Le spectre d’un accord en sursis

Signé le 4 décembre 2025 par Félix Tshisekedi et Paul Kagame sous l’égide de Donald Trump, l’Accord de Washington devait ouvrir la voie à une désescalade dans l’Est de la RDC. Pourtant, à l’approche de la mi-juillet 2026, les déclarations de responsables rwandais et les données des Nations unies alimentent le doute sur un éventuel retrait des forces rwandaises. L’espoir diplomatique semble désormais confronté à la dure réalité du terrain.

Le temps des désillusions

Le 4 juin 2026, devant le Congrès américain, le secrétaire d’État américain, Marco Rubio se montrait prudemment optimiste. Il évoquait un début de conformité de Kigali et la perspective d’un retrait progressif des troupes rwandaises.

Mais quelques jours plus tard, Kigali renvoyait la responsabilité vers Kinshasa, accusée de ne pas neutraliser les FDLR. Dès lors, le calendrier diplomatique s’est progressivement obscurci.

Le masque tombe

La rupture du discours apparaît plus nette encore après les déclarations du brigadier général Patrick Karuretwa, porte-parole de l’armée rwandaise et déjà visé par des sanctions américaines. Selon plusieurs médias, il affirme que le Rwanda est présent à Goma et Bukavu « pour y rester », estimant qu’un retrait constituerait un risque sécuritaire majeur.
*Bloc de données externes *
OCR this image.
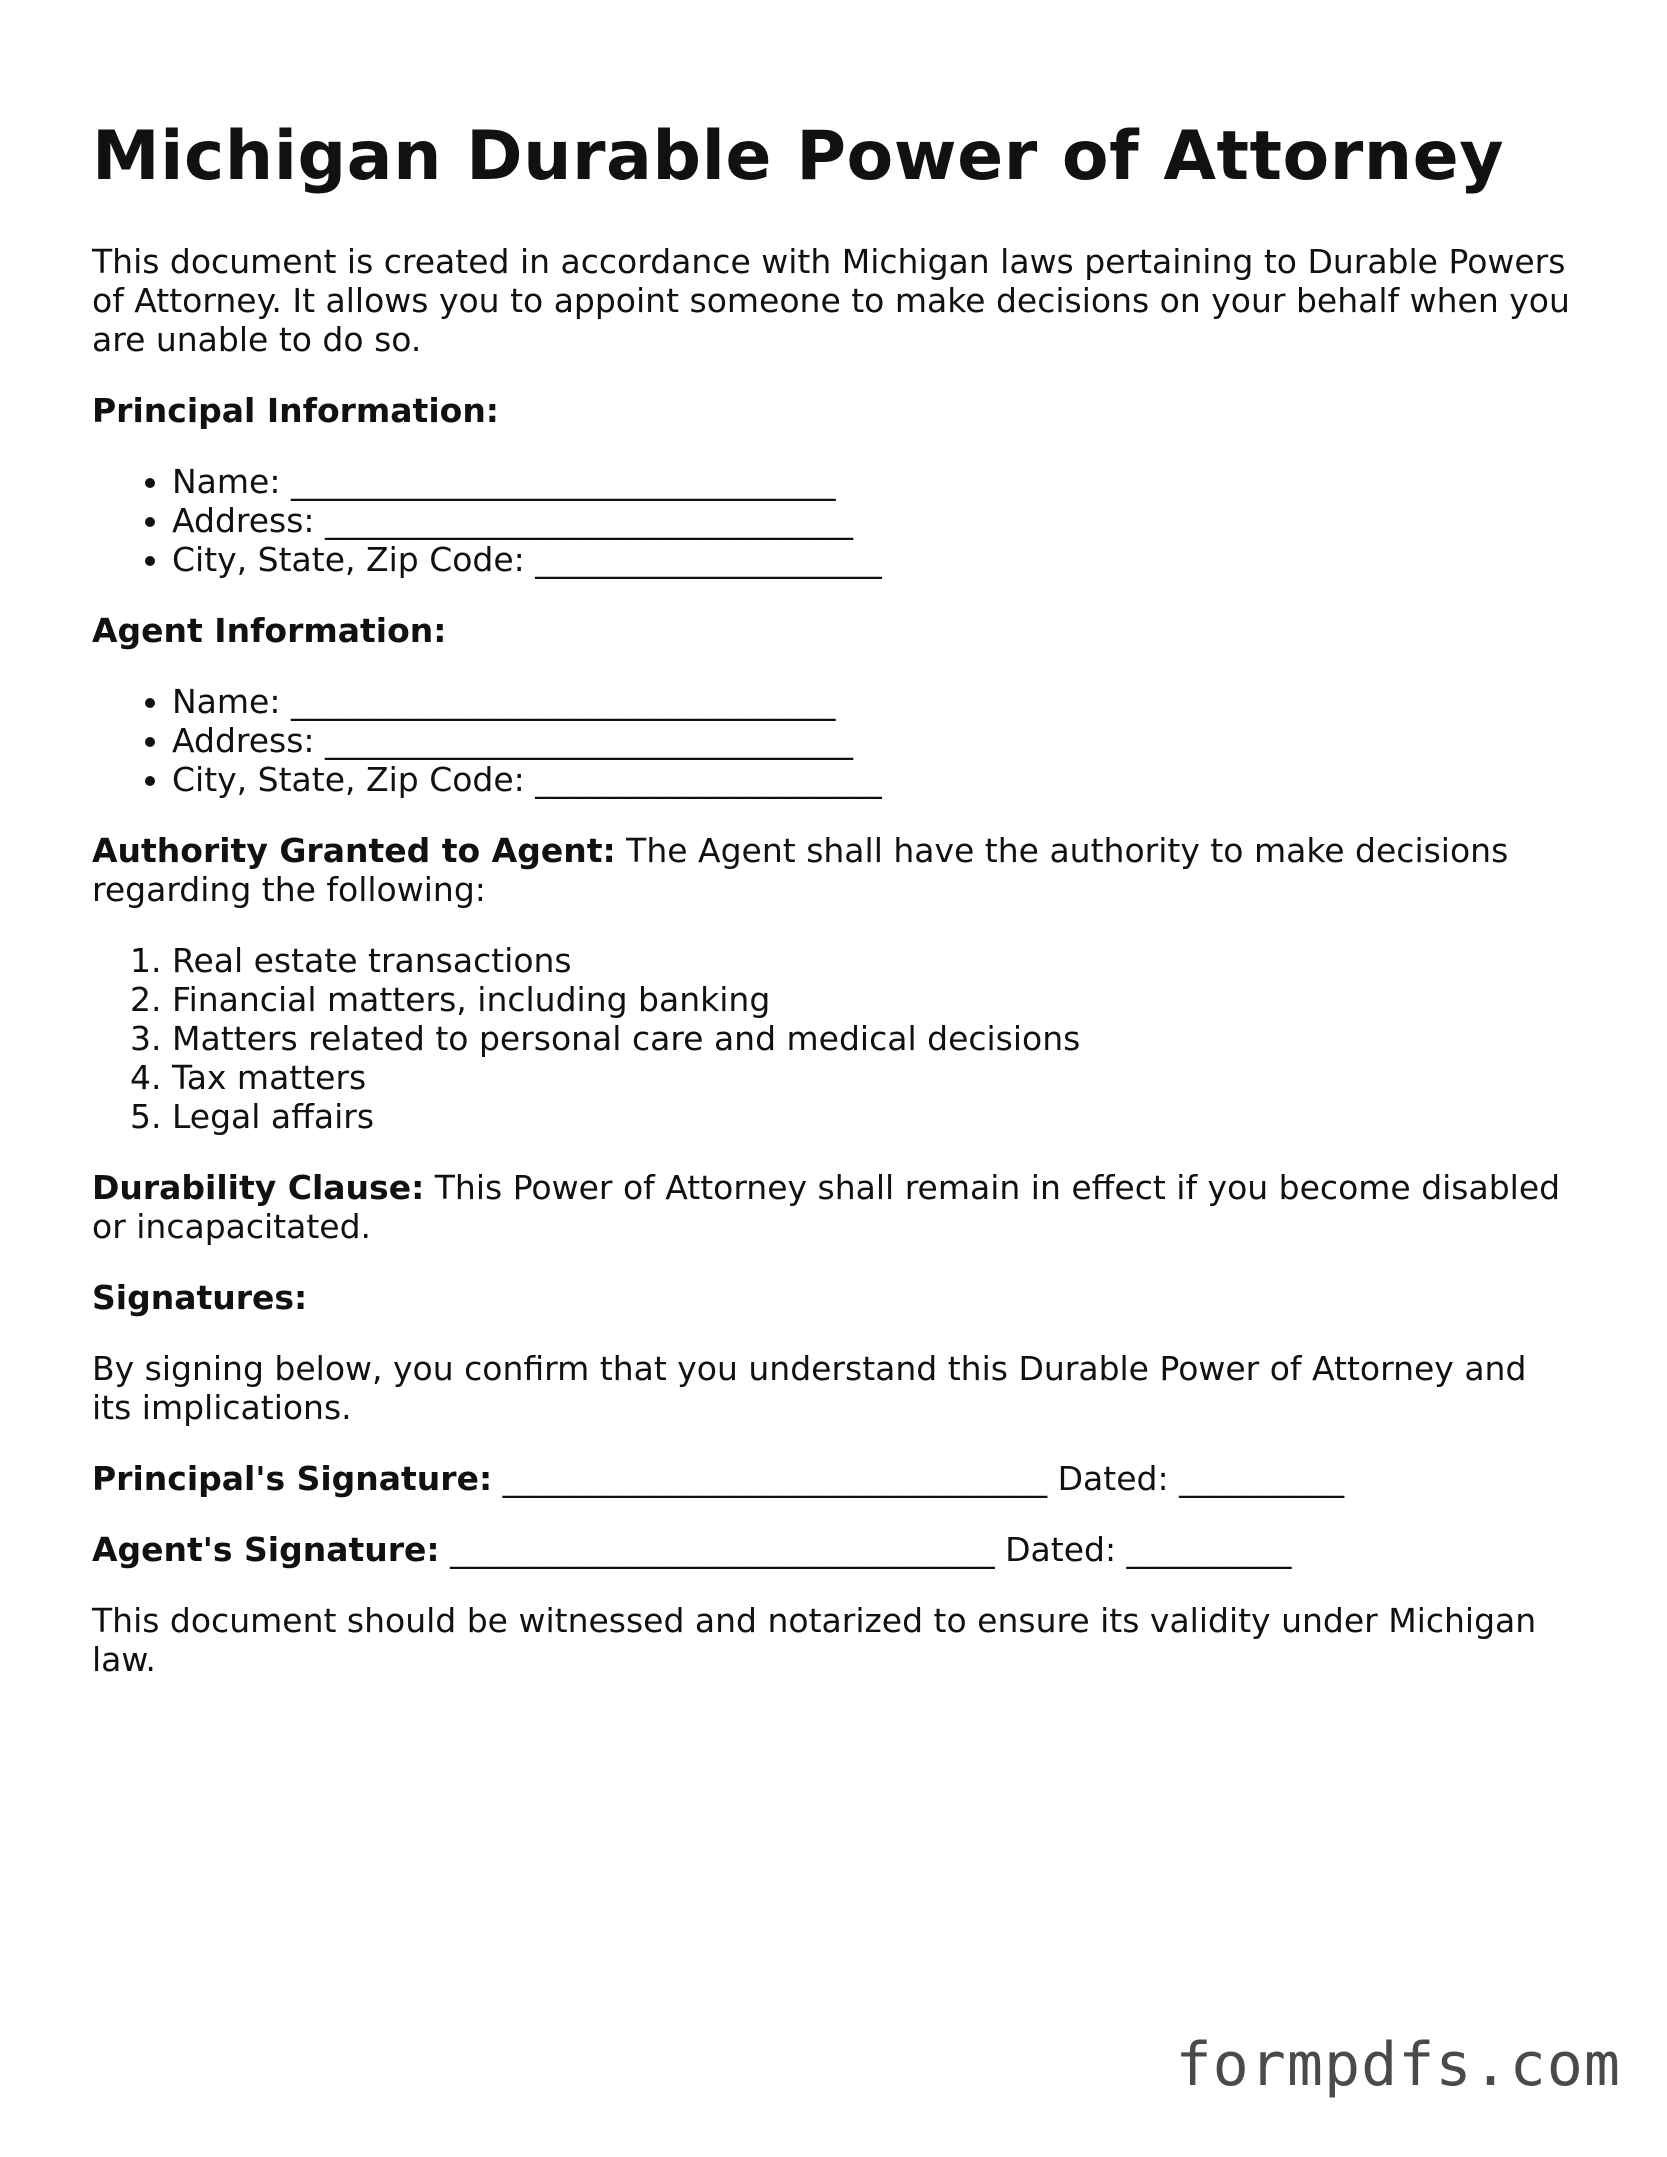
Michigan Durable Power of Attorney

This document is created in accordance with Michigan laws pertaining to Durable Powers of Attorney. It allows you to appoint someone to make decisions on your behalf when you are unable to do so.

Principal Information:

• Name: _________________________________
• Address: ________________________________
• City, State, Zip Code: _____________________

Agent Information:

• Name: _________________________________
• Address: ________________________________
• City, State, Zip Code: _____________________

Authority Granted to Agent: The Agent shall have the authority to make decisions regarding the following:

1. Real estate transactions
2. Financial matters, including banking
3. Matters related to personal care and medical decisions
4. Tax matters
5. Legal affairs

Durability Clause: This Power of Attorney shall remain in effect if you become disabled or incapacitated.

Signatures:

By signing below, you confirm that you understand this Durable Power of Attorney and its implications.

Principal's Signature: _________________________________ Dated: __________

Agent's Signature: _________________________________ Dated: __________

This document should be witnessed and notarized to ensure its validity under Michigan law.

formpdfs.com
Dans la même dynamique, le sénateur rwandais Évode Uwizeyimana soutient que la neutralisation des FDLR impliquerait de fait un affrontement avec les FARDC, considérant que les deux entités seraient imbriquées.

Ainsi, la menace sécuritaire invoquée par Kigali paraît, aux yeux de nombreux observateurs, devenir une justification sans échéance précise.

Les chiffres qui interrogent

Le rapport S/2026/466 du Groupe d’experts des Nations unies sur la RDC évoque la présence de 14 000 à 18 000 soldats rwandais dans l’Est congolais, soit une augmentation significative par rapport à la fin de l’année 2025. Les experts estiment également que les Forces de défense rwandaises continuent de soutenir activement le M23 sur le terrain.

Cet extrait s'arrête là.